What, therefore, are the key takeaways from this research?
- Respondents had limited confidence around cybersecurity. The open responses in particular revealed a lack of knowledge of how cybercrime works, what to look out for and how to prevent it.
- They were mostly concerned with data protection and ensuring their colleagues, students, and institutions were safe with the theft of student or staff data being a top concern.

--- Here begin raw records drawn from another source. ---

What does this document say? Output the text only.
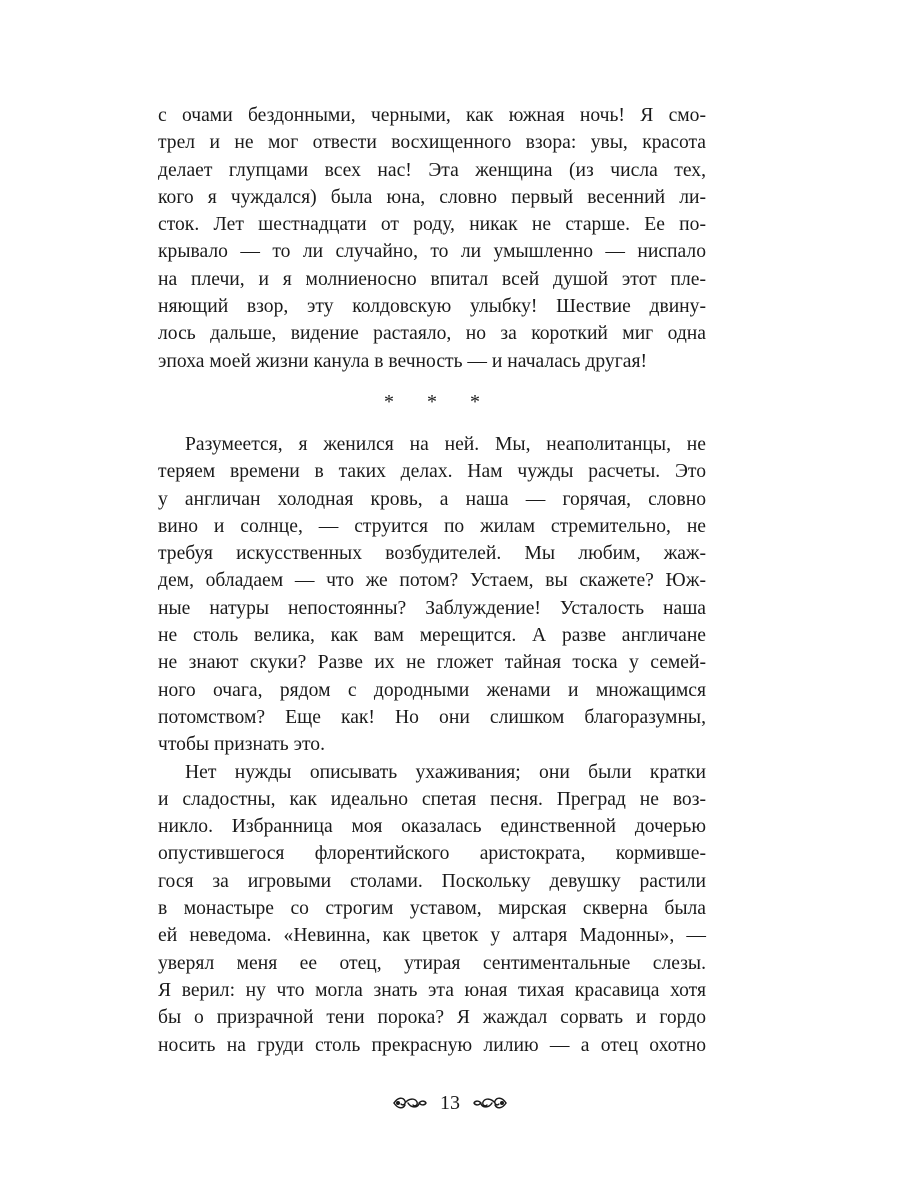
с очами бездонными, черными, как южная ночь! Я смо-
трел и не мог отвести восхищенного взора: увы, красота
делает глупцами всех нас! Эта женщина (из числа тех,
кого я чуждался) была юна, словно первый весенний ли-
сток. Лет шестнадцати от роду, никак не старше. Ее по-
крывало — то ли случайно, то ли умышленно — ниспало
на плечи, и я молниеносно впитал всей душой этот пле-
няющий взор, эту колдовскую улыбку! Шествие двину-
лось дальше, видение растаяло, но за короткий миг одна
эпоха моей жизни канула в вечность — и началась другая!
* * *
Разумеется, я женился на ней. Мы, неаполитанцы, не
теряем времени в таких делах. Нам чужды расчеты. Это
у англичан холодная кровь, а наша — горячая, словно
вино и солнце, — струится по жилам стремительно, не
требуя искусственных возбудителей. Мы любим, жаж-
дем, обладаем — что же потом? Устаем, вы скажете? Юж-
ные натуры непостоянны? Заблуждение! Усталость наша
не столь велика, как вам мерещится. А разве англичане
не знают скуки? Разве их не гложет тайная тоска у семей-
ного очага, рядом с дородными женами и множащимся
потомством? Еще как! Но они слишком благоразумны,
чтобы признать это.
Нет нужды описывать ухаживания; они были кратки
и сладостны, как идеально спетая песня. Преград не воз-
никло. Избранница моя оказалась единственной дочерью
опустившегося флорентийского аристократа, кормивше-
гося за игровыми столами. Поскольку девушку растили
в монастыре со строгим уставом, мирская скверна была
ей неведома. «Невинна, как цветок у алтаря Мадонны», —
уверял меня ее отец, утирая сентиментальные слезы.
Я верил: ну что могла знать эта юная тихая красавица хотя
бы о призрачной тени порока? Я жаждал сорвать и гордо
носить на груди столь прекрасную лилию — а отец охотно
13
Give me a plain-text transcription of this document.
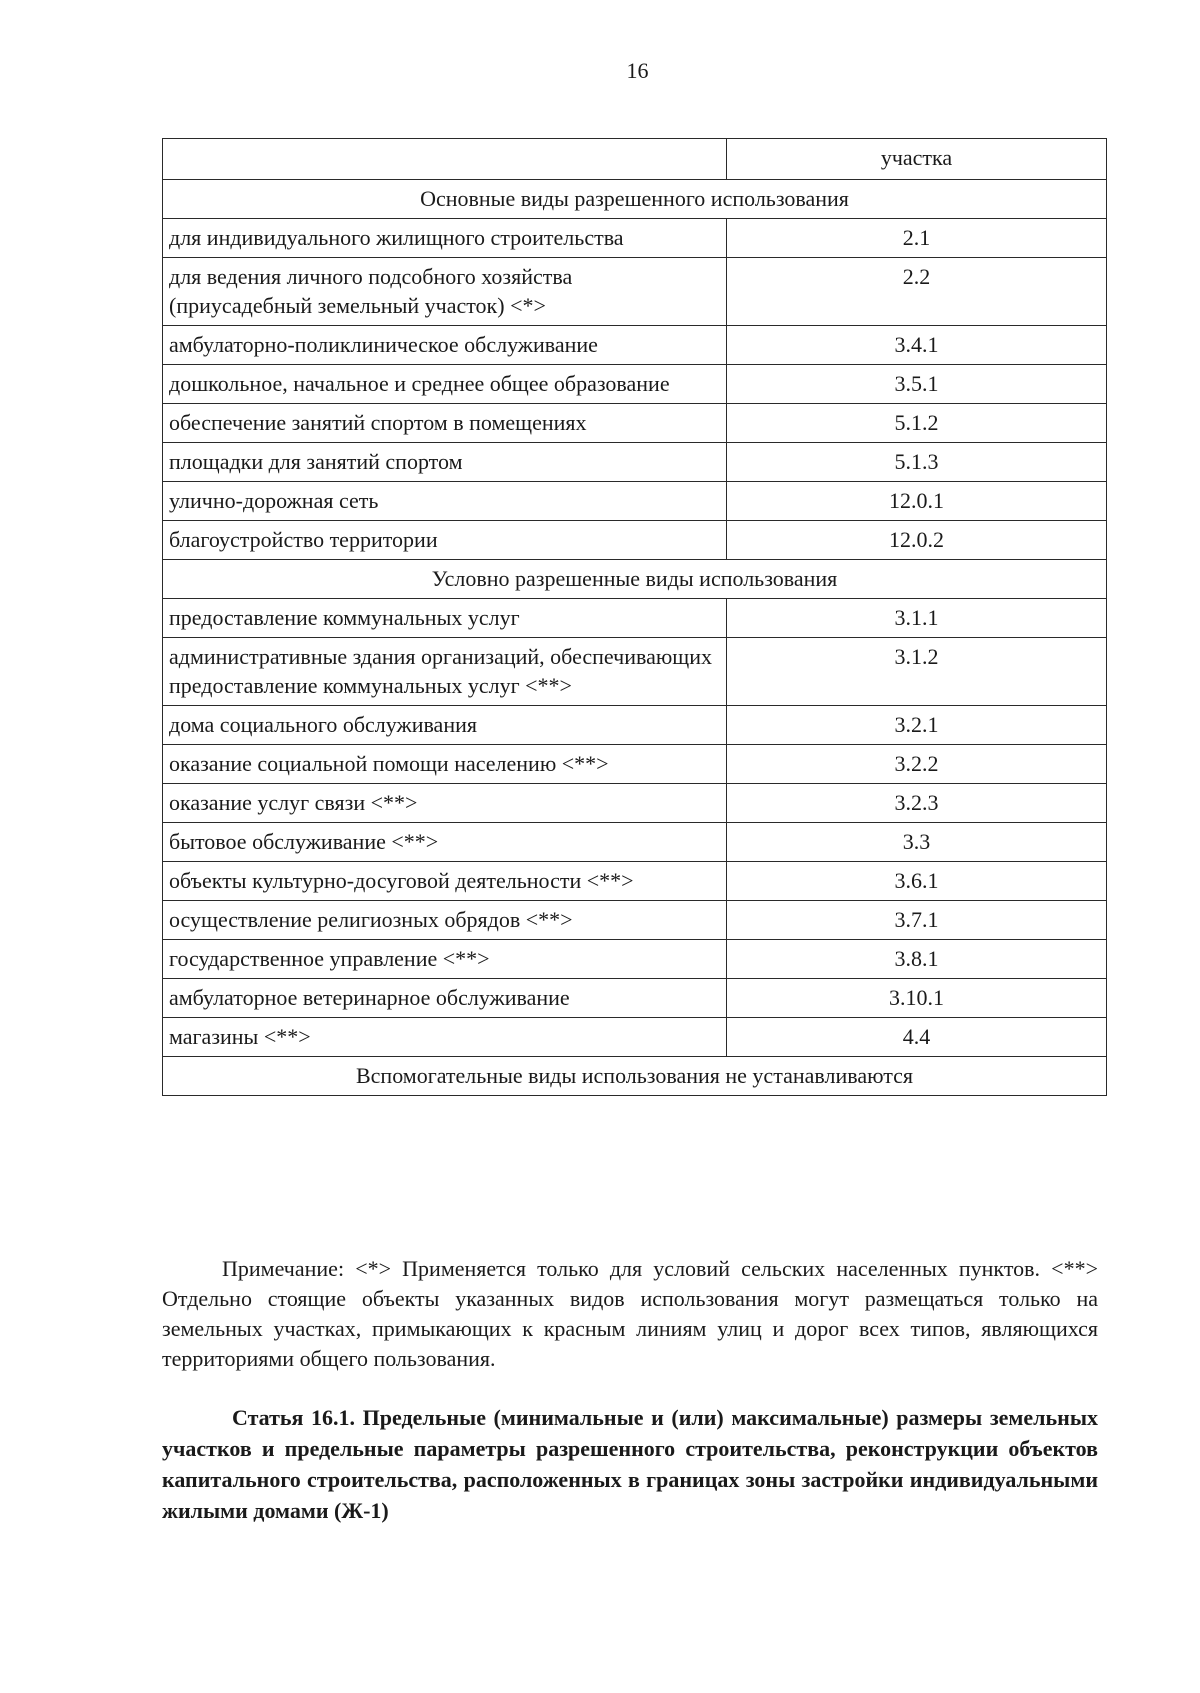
16
	участка
Основные виды разрешенного использования	
для индивидуального жилищного строительства	2.1
для ведения личного подсобного хозяйства (приусадебный земельный участок) <*>	2.2
амбулаторно-поликлиническое обслуживание	3.4.1
дошкольное, начальное и среднее общее образование	3.5.1
обеспечение занятий спортом в помещениях	5.1.2
площадки для занятий спортом	5.1.3
улично-дорожная сеть	12.0.1
благоустройство территории	12.0.2
Условно разрешенные виды использования	
предоставление коммунальных услуг	3.1.1
административные здания организаций, обеспечивающих предоставление коммунальных услуг <**>	3.1.2
дома социального обслуживания	3.2.1
оказание социальной помощи населению <**>	3.2.2
оказание услуг связи <**>	3.2.3
бытовое обслуживание <**>	3.3
объекты культурно-досуговой деятельности <**>	3.6.1
осуществление религиозных обрядов <**>	3.7.1
государственное управление <**>	3.8.1
амбулаторное ветеринарное обслуживание	3.10.1
магазины <**>	4.4
Вспомогательные виды использования не устанавливаются	
Примечание: <*> Применяется только для условий сельских населенных пунктов. <**> Отдельно стоящие объекты указанных видов использования могут размещаться только на земельных участках, примыкающих к красным линиям улиц и дорог всех типов, являющихся территориями общего пользования.
Статья 16.1. Предельные (минимальные и (или) максимальные) размеры земельных участков и предельные параметры разрешенного строительства, реконструкции объектов капитального строительства, расположенных в границах зоны застройки индивидуальными жилыми домами (Ж-1)
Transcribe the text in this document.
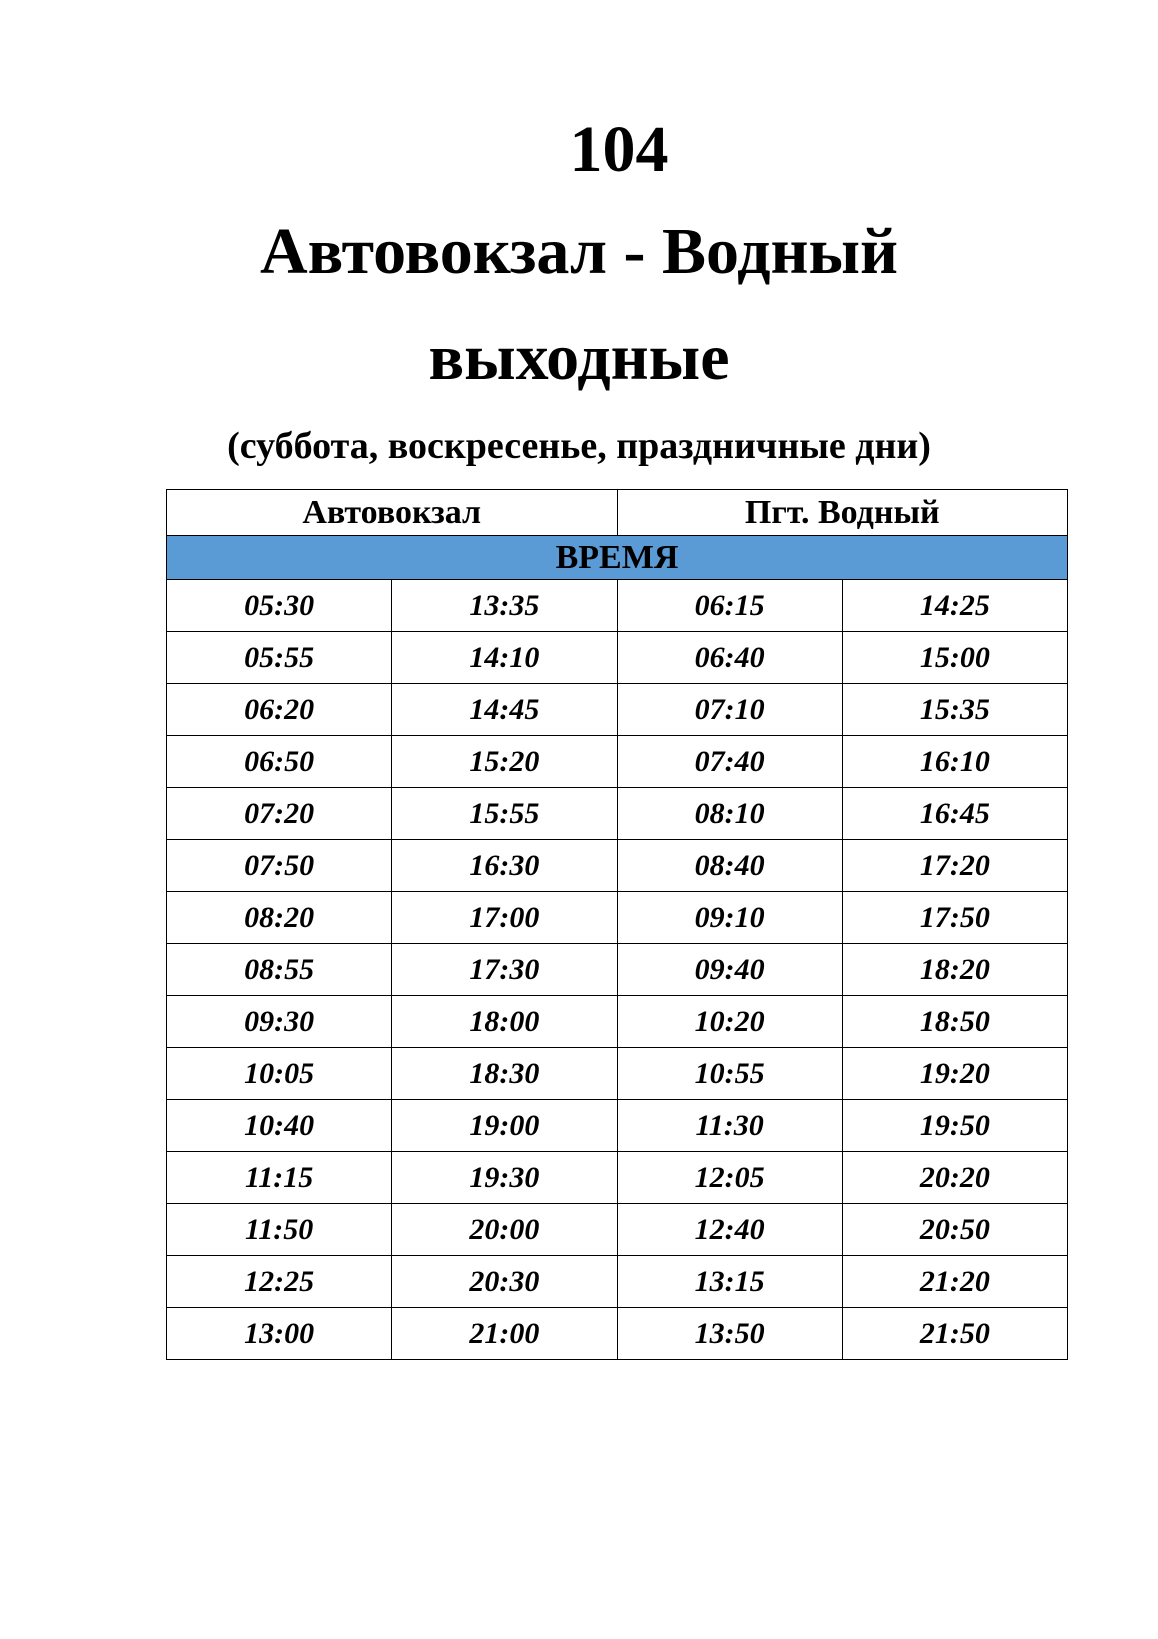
104
Автовокзал - Водный
выходные
(суббота, воскресенье, праздничные дни)
Автовокзал		Пгт. Водный	
ВРЕМЯ			
05:30	13:35	06:15	14:25
05:55	14:10	06:40	15:00
06:20	14:45	07:10	15:35
06:50	15:20	07:40	16:10
07:20	15:55	08:10	16:45
07:50	16:30	08:40	17:20
08:20	17:00	09:10	17:50
08:55	17:30	09:40	18:20
09:30	18:00	10:20	18:50
10:05	18:30	10:55	19:20
10:40	19:00	11:30	19:50
11:15	19:30	12:05	20:20
11:50	20:00	12:40	20:50
12:25	20:30	13:15	21:20
13:00	21:00	13:50	21:50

- Librarians’ first port of call if there was a security breach was their IT department, but findings did indicate that librarians see cybersecurity as somewhat outside their realm of responsibility and that they would be unlikely to speak to students about network security
- Sci-Hub was considered a paradox. While librarians felt that recommending the use of websites like Sci-Hub was wrong, they were also sympathetic to its use. There was also some familiarity with the name Sci-Hub, however most lacked a comprehensive understanding of what it is, how it works, and the associated security risks such as access to personal data, with some unsure if it is illegal
With pressures on their time, an ever-changing research ecosystem to understand, and having to manage through a global pandemic, it’s perhaps no surprise librarians are not fully aware of the cyber-security threats sites like Sci-Hub pose. This makes the help organizations such as SNSI can provide that more important. By providing security checklists, training, information on risks, and opportunities for collaboration, librarians can increase their awareness of cyber security issues, the ‘flags’ to look out for, and build their knowledge in the actions they can take to protect their data and their network.
*This research was conducted prior to Russia’s invasion of Ukraine. Since then, Jisc has warned UK Universities to brace themselves for Russian cyberattacks.